We at Critical Indie Gamer are not saying that a difficult game is bad. It’s when those ‘top-tier’ players control the first impression of the game that all new players will have that we will not recommend your game and instead recommend that our readers avoid your game like a plague. These individuals have made this game only have negative experiences and until the Developers at Ironward change something it will continue to chase away valuable new players for what is already a dying community. As of now, a new player of Red Solstice would only be greeted by harsh criticisms before he would even begin playing the game, and so the question has to be asked, ‘Why even play this game?’
Many games are renowned for just how difficult they are. Some examples would be the first Castlevania, or Demon’s Souls. These games have something in common, you didn’t need to depend on other players to advance in the game. Billy derping around or Franklin rushing ahead with his ‘pro-strats’ he keeps mumbling about wasn’t a factor in those games. In Red Solstice it is, and that’s actually a reason people were excited to play the game.

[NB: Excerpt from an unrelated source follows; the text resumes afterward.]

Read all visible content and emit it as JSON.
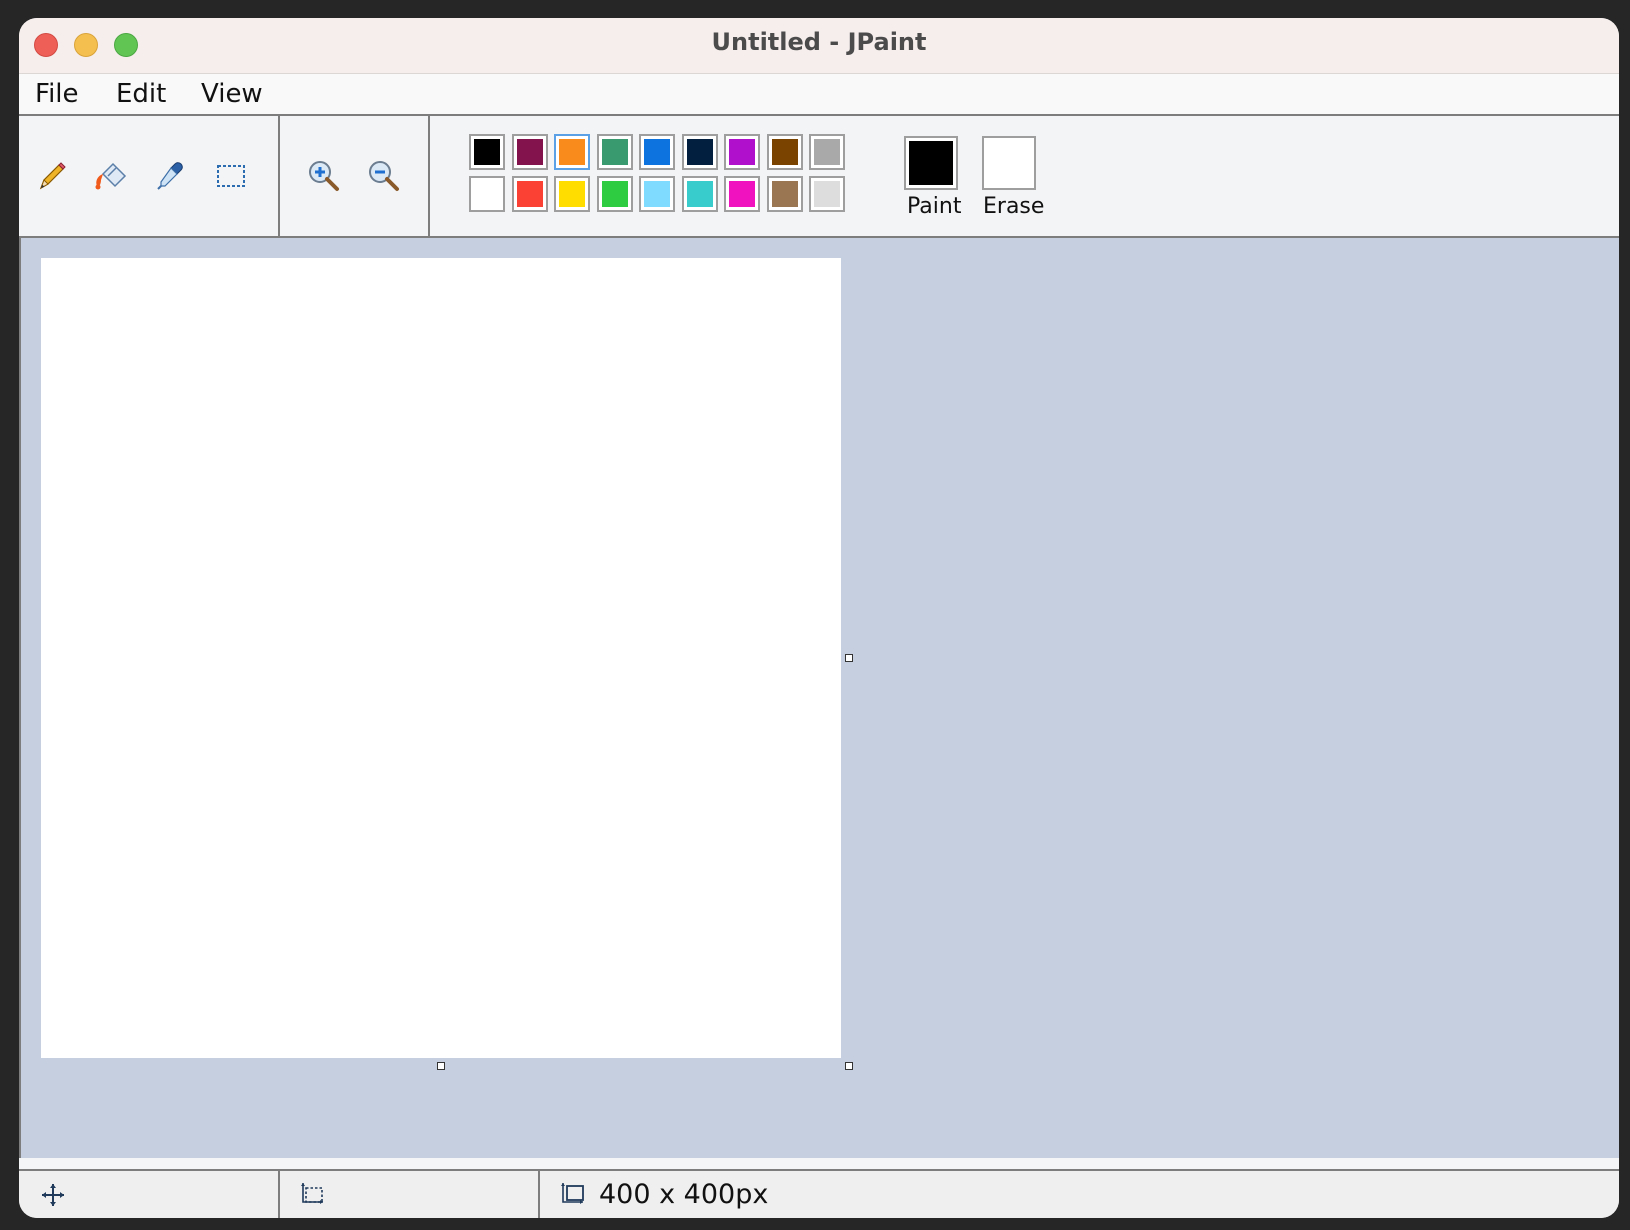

As time went on, however the ‘Pro-Strats’ crowd began having more of an impact, instead of Billy who can only play a couple hours a day. The game started to be harder and harder and when Billy came back, the game wasn’t what he played previously, he couldn’t keep up and when he asks for help he is insulted and kicked from lobby after lobby. The small, judging, and leper-like community chooses to take it upon themselves to purge and try and root out what they deem ‘Worthless” players. It is up to the Development team and their Moderators to push their community in a more open and welcoming way of thinking and to give new players ways to punish and at least speak out against these elitist level players.
The Red Solstice should be a warning to other development teams of the caution and action that needs to be taken when your game has an overwhelmingly toxic community. These players should be put on wanted posters and rooted out before they can strangle a community as they have in Red Solstice. Once they are there, the Moderators and Developers should do their damned hardest to make them leave. Ironward, these players are killing your game and it may already be too late but something needs to be done if you have any dreams of RS becoming a hit on Steam.
Our recommendation for any who want to still try The Red Solstice is to just buy Starcraft 2 for just a little more and you will have a much better version on the Custom Maps with Night of the Dead. At 14.99£ the Red Solstice isn’t a product we can recommend. A game relying on the community to play cannot work if the community is toxic.